Долгожданная речь Обамы, посвященная изменениям в контртеррористической политики США, показала, сколь резок контраст между самодовольной риторикой Буша и мучительным беспокойством Обамы по поводу тех нелегких компромиссов, к которым нескончаемая война принуждает свободное общество. Озабоченность эта более чем серьезная. Если Буш производил впечатление человека, принимающего решения бездумно, Обама, напротив, колеблется, до конца не зная, как ему действовать дальше. Это неплохо: по крайней мере, он задает себе верные вопросы. Говоря о том, что спустя десять лет прежней войны с терроризмом, итогом которой стали бесчисленные человеческие жертвы (из которых семь тысяч — американцы) и триллион долларов расходов, возможно, настало время умерить пыл «войны с терроризмом». Обама фактически выводит национальную полемику за ту границу, которую большинство демократов не осмеливались переступать.
Судя по всему, Буш и Обама исходят из фундаментально различных представлений о масштабах того, чего США может достичь путем применения силы. Буш, судя по всему, полагал, что Америка способна искоренить зло на всем земном шаре — объявляя войну так называемой «оси зла», сразу после 11 сентября 2001 года, он провозгласил, что «наша война с терроризмом начинается с “Аль-Каиды”, но не заканчивается на ней». Обама, напротив, признает, что ликвидация зла вообще и терроризма в частности — за пределами возможностей какой-либо отдельной страны или нации. По его словам, стремление противостоять злу заложено в человеческой природе, но применения оружия для этого недостаточно.

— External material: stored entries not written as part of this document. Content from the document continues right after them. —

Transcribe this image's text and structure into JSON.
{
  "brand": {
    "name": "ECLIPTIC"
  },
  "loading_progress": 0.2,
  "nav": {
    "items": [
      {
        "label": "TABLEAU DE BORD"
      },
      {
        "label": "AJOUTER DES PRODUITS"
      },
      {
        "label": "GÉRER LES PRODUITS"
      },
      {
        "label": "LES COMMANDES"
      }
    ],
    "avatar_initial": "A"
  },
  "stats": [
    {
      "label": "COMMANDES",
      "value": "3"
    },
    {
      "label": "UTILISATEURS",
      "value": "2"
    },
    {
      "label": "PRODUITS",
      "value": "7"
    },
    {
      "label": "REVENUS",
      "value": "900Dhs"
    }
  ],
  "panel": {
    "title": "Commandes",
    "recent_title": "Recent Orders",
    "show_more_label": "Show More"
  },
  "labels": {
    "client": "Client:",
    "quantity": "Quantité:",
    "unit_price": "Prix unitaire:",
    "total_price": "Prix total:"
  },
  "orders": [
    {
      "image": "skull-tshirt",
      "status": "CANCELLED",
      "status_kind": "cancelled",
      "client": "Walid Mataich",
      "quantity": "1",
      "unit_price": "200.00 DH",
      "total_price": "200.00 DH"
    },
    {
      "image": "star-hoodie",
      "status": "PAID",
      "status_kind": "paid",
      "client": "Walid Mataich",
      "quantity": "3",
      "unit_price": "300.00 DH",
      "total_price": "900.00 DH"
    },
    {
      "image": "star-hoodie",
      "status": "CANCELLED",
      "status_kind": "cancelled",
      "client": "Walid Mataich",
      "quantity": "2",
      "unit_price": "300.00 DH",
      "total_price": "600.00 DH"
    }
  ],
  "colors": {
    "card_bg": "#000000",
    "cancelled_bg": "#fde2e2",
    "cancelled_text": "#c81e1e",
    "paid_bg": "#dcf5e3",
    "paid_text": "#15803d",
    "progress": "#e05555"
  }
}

«Никто — ни я, ни какой-либо другой президент — не может обещать полную победу над терроризмом, — говорит Обама. — Мы никогда не сможем искоренить зло, присущее сердцам некоторых людей, и нейтрализовать все опасности, угрожающие нашему открытому обществу». «Мы должны быть скромнее в наших ожиданиях», — резюмировал президент.
В своей речи Обама также высказал отчаянное беспокойство по поводу вопроса об ограничениях власти. Юристы Буша пропагандировали весьма радикальную теорию, согласно которой никакие действия президента как верховного главнокомандующего не могут быть ограничены ни национальными, ни международными законами. Они прописали эту теорию в «Новой парадигме», рассудив, что, если существует угроза национальной безопасности, никакие правовые ограничения не должны мешать президенту выполнять свой долг. Женевская конвенция стала необязательной и была отвергнута как «неуместная». Обама же принципиально настаивал на необходимости конституционных и правовых международных ограничений, в то же время пытаясь установить границы их применения на практике. Фактически, его речь стала гимном теории «справедливой войны», требующей равновесия средств и целей, взывающей к сдержанности всякий раз, когда государство прибегает к применению силы. Это сложная моральная теория с множеством нюансов, на которую опирается коллизионное право. Обама решительно взялся за разрешение самых нелегких вопросов, которыми задавались многие серьезные мыслители в этой области.